Despite the buzz surrounding "Locomotion" in 1987, Waterman could not get a major label interested in "I Should Be So Lucky". He decided to issue it on his own PWL Records imprint instead. Released as the first single from Kylie in late December 1987, "I Should Be So Lucky" topped the charts in the United Kingdom and Australia, the first time this had been achieved by any artist. It remained at number-one on the UK Singles Chart for five consecutive weeks, and on Australia's Kent Music Report for another sixth consecutive weeks. It peaked at number twenty-eight on the Billboard Hot 100 and topped the charts in Switzerland, and Germany. Two music videos were made for the single: one with Minogue singing in a bubble-filled bath, and another where she hangs out of a convertible BMW driving through Sydney.

"Got to Be Certain", the second single, was released on 2 May 1988. It was Minogue's third number-one single in Australia. In the United Kingdom, it reached number two for three weeks, while peaking within the top ten in Germany and Switzerland. Its music video shows Minogue doing a fashion photo shoot, singing on top of the KPMG Tower and alongside the Yarra River. "The Loco-Motion" was released in Europe and the United States on 25 July 1988 as the third single. It debuted on the UK Singles Chart at number two, setting the record for the highest entry by a female artist. It also peaked at number three on the Billboard Hot 100, and number five on the RPM Canadian Top Singles chart. The music video for "The Loco-Motion" was re-edited from footage of the original Australian release, which was shot at Essendon Airport and the ABC Studios in Melbourne. In the video, Minogue is seen dancing against a backdrop of graffiti and singing in a studio, while her brother Brendan appeared as a cameo at the end of the clip.

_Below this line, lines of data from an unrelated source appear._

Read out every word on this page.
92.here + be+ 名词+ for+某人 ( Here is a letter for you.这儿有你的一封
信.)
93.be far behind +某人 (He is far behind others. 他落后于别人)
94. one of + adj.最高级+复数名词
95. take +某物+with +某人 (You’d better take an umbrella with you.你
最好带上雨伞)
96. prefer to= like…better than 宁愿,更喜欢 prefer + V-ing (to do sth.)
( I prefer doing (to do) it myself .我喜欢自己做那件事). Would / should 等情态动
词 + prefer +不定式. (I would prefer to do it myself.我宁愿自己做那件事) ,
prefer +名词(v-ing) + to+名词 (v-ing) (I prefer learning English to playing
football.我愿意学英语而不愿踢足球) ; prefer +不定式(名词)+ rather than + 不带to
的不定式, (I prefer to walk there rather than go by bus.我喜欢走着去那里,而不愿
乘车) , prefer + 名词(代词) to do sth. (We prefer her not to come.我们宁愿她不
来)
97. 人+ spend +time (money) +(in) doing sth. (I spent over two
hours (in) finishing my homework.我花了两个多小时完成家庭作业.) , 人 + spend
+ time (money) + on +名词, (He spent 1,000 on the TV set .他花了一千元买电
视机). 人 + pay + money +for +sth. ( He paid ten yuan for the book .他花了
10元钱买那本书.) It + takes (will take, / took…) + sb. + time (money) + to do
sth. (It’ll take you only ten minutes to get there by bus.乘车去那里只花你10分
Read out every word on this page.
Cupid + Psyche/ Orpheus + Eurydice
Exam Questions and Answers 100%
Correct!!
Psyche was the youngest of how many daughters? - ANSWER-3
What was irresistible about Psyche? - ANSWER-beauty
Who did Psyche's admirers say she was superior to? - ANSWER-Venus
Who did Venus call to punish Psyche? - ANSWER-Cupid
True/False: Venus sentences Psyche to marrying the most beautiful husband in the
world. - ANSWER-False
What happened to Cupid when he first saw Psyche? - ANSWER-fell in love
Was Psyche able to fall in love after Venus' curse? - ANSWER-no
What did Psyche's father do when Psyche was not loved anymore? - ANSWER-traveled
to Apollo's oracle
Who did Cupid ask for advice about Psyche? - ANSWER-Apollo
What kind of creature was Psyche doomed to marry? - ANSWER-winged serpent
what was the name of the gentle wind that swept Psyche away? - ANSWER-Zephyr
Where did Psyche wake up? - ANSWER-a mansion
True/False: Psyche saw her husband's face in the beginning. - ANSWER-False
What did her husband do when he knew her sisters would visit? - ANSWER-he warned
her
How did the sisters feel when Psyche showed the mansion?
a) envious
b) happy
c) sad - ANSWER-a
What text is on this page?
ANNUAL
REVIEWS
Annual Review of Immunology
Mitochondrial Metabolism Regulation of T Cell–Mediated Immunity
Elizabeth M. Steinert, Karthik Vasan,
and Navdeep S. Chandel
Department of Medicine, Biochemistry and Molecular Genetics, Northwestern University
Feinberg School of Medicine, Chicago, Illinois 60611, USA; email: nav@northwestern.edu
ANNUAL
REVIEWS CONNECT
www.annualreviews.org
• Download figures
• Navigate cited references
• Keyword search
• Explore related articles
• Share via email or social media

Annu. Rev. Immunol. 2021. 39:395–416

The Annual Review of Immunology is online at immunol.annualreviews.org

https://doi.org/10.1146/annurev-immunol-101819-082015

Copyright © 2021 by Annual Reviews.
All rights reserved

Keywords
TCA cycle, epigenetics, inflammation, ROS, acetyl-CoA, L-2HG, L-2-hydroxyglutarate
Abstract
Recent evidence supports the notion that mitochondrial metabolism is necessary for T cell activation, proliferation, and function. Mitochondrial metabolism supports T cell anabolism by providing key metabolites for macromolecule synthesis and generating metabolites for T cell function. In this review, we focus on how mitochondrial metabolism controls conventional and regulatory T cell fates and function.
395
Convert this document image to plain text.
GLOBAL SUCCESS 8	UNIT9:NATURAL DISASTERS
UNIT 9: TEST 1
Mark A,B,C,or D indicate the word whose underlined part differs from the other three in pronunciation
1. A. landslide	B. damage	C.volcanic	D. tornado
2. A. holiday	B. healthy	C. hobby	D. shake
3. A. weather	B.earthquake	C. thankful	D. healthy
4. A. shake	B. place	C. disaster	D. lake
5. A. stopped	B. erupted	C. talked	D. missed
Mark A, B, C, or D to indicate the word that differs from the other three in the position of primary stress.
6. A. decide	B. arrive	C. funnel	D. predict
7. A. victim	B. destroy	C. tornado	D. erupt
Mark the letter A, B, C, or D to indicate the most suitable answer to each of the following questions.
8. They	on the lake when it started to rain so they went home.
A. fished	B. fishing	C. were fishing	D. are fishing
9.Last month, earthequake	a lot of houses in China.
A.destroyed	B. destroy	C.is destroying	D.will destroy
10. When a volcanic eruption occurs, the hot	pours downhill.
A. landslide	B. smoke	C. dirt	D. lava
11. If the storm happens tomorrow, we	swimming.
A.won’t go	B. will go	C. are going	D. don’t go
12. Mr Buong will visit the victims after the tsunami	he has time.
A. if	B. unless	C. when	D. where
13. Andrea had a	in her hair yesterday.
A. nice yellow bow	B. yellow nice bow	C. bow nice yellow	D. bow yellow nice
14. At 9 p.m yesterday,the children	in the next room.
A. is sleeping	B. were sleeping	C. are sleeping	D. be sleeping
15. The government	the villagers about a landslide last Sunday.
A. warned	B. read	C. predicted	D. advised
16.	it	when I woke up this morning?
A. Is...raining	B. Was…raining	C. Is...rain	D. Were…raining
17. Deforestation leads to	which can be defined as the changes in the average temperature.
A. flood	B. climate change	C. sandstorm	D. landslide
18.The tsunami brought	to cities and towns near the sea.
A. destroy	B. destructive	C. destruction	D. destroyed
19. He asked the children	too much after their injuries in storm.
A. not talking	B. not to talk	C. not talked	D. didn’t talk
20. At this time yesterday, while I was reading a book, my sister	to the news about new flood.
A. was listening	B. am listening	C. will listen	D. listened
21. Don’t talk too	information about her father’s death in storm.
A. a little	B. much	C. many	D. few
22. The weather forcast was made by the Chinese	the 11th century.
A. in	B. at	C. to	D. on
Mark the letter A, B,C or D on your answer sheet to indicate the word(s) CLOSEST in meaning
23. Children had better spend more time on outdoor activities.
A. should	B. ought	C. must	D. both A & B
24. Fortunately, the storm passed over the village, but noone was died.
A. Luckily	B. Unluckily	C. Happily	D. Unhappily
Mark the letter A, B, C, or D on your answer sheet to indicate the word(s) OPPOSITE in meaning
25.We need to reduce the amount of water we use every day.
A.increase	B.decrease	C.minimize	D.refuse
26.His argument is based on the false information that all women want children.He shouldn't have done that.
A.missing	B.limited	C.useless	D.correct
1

Originally planned as a double A-side with new track "Made in Heaven", "Je ne sais pas pourquoi" was released as the fourth single on 17 October 1988. It was re-titled as "I Still Love You (Je Ne Sais Pas Pourquoi)" in Australia and the United States. It was Kylies fifth top two single on the UK Singles Chart, Minogue's strongest run of singles from an album—the four singles had sold a combine 1.8 million units in the UK in 1988 alone. It also reached the top ten in Norway and New Zealand. Its music video features Minogue dancing and speaking French. The fifth single "It's No Secret" was released in North America, Japan and New Zealand on 7 February 1989. It peaked at number 37 on the Billboard Hot 100, Minogue's third consecutive top forty single in the United States. A still from the music video, which shows Minogue walking through to the beach and to a pool at the Mirage Resort, was used as the front cover of the Australian single release. "Turn It into Love" was released exclusively in Japan as the fifth single, peaking at number 34. It had sold 46,320 copies in the country as of 2006.

==Critical reception==

Kylie received mixed reviews from contemporary music critics, many of whom questioned its production. Tim Nicholson of Record Mirror wrote that besides the cover of "The Loco-Motion", the album is full of "rattling, Hi-NRG based perfect pop [songs]" that has hit-single potential. In the Recommended section, the writers of Billboard applauded the cover of "The Loco-Motion" but found the "mechanical production and assembly-line writing... may lack the warm necessary for a U.S. breakthrough". Chris Heath of Smash Hits praised the simple disco tracks, while Shaun Carney of The Age criticised its calculated and commercialised nature. Barbra Jaeger of The Record panned the overuse of drum machines and echo vocals by the SAW producers, finding their music is "just a variation of the same beat".

Several reviewers criticised Minogue's vocal delivery. J.D. Considine of The Baltimore Sun felt the record was aggravated by her lack of maturity and poor pronunciation, especially on "It's No Secret". Jim Zebora of American newspaper Record-Journal panned her nasal vocals and her lack of input on the songwriting and producing process, referring to the singer as another Madonna wannabe. Dennis Hunt of The Los Angeles Times and Ernie Long, on the other hand, felt her fragile voice sounds comfortable and natural with the dance-pop material. Writing for The Age, Mike Daly commented that despite having a reasonable voice, Minogue was overpowered by the manufactured and forgettable production.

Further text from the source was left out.